- Written by: Fred Olen Ray
- Directed by: Fred Olen Ray
- Starring: Christine Nguyen; Beverly Lynne; Monique Parent; Charlie Laine; Nicole Sheridan; Alexandre Boisvert; Syren; Kitty Katzu; Michelle Bauer;
- Theme music composer: Anthony Francis
- Country of origin: United States
- Original language: English

Production
- Producer: Kimberly A. Ray
- Cinematography: Molly McClintock
- Editor: Dean McKendrick
- Running time: 79 minutes
- Production company: American Independent Productions

Original release
- Release: December 4, 2008

= Voodoo Dollz =

2008 American erotic film directed by Fred Olen Ray

Voodoo Dollz aka Voodoo Dollx: Lust Potion#9 and Costume Doll is a 2008 American made-for-cable erotic comedy film written and directed by Fred Olen Ray (under the pseudonym name Nicholas Juan Medina).

==Plot==
At the Collin Sport School for Girls, Miss Anton catches Christina sleeping with her classmate Meg. As a result, Christina is sent to the Dunwich School for Girls to share a room with a student named Maria. Together they make friends with two more students, Jilly and Sandra.

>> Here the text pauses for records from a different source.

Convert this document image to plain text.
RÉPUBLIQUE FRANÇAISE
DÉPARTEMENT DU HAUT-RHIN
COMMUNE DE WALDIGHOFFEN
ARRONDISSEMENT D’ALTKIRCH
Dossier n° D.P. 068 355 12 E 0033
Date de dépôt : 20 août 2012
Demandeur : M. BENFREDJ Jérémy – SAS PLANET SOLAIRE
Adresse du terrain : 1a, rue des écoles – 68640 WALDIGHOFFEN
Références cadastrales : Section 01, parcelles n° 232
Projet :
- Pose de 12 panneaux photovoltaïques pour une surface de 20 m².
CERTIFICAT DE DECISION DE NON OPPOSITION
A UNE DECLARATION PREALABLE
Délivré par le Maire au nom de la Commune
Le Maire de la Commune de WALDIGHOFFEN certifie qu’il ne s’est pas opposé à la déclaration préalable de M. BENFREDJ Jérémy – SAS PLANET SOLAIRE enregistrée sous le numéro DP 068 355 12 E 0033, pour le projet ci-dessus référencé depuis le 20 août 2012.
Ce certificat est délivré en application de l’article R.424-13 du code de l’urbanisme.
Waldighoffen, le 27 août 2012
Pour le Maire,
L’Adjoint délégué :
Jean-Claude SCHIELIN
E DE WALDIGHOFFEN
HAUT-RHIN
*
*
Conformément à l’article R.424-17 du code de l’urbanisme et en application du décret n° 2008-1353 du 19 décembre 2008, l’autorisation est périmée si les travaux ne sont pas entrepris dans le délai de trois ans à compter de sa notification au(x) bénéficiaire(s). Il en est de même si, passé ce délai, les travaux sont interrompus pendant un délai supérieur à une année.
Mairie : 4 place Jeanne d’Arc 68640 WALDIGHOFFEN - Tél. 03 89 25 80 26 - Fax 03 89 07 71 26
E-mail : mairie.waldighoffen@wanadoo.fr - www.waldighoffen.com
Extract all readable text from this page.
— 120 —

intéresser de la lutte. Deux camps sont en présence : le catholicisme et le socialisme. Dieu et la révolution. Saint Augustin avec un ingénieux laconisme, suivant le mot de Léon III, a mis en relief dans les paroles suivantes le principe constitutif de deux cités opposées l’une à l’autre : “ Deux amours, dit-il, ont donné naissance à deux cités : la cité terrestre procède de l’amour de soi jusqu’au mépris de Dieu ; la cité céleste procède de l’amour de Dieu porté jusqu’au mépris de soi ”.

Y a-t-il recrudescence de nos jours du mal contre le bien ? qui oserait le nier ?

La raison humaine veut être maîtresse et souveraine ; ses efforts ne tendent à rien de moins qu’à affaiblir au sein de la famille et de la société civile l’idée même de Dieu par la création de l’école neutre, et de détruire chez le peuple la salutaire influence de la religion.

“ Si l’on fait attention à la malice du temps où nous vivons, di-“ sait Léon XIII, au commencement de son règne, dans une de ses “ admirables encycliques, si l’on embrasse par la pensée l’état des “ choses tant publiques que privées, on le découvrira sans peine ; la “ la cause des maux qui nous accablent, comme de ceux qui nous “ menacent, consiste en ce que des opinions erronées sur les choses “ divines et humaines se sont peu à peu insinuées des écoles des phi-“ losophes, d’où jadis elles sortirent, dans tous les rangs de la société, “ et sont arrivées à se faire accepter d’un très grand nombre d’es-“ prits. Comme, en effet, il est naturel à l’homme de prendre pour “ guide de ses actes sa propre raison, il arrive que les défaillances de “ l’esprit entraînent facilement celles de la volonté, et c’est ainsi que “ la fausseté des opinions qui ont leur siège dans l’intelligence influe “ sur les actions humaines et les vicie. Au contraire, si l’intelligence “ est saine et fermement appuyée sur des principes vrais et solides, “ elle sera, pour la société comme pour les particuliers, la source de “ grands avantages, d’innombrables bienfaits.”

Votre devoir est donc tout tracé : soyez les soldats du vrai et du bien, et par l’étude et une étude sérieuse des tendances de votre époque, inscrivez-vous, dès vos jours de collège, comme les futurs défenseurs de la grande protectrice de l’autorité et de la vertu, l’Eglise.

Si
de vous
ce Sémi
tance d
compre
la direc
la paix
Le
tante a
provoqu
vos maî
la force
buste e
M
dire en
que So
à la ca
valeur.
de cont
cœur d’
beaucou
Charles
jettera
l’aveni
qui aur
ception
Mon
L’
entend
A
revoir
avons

Miss Santana, the teacher, meets up with Miss Dambahla, a servant of Pakumba, and a caretaker named Jeff. Since Maria and Jeff are so much in love, she has to share her secret not only with Jeff, but also with the other girls. Maria's family is practicing voodoo, so she creates a voodoo doll for each of the girls in order to torture them. Just as Jilly is about to be sent over a cliff to her death by Maria's voodoo magic, Jeff arrives at the last second to save her.

Christina is later caught and tied to a cross. The four women, Miss Santana, Miss Dambahla, Miss Anton and Maria, attempt to burn Christina at the stake. At that moment Jeff notices what's going on and comes charging in to Christina's rescue. He then sets the entire temple on fire, killing off the four evil women.

==Background==
The film was produced by American Independent Productions and distributed by Retromedia Entertainment. It was broadcast several times in December 2008 on the premium channel Cinemax, and was available on demand. It was released on DVD on January 29, 2009.

The building, which serves as a set for the Dunwich School for Girls, was also used as a backdrop in Fred Olen Ray's 2006 film Ghost in a Teeny Bikini.

==Reception==
The film was given 2.5 points out of ten by Imdb.com.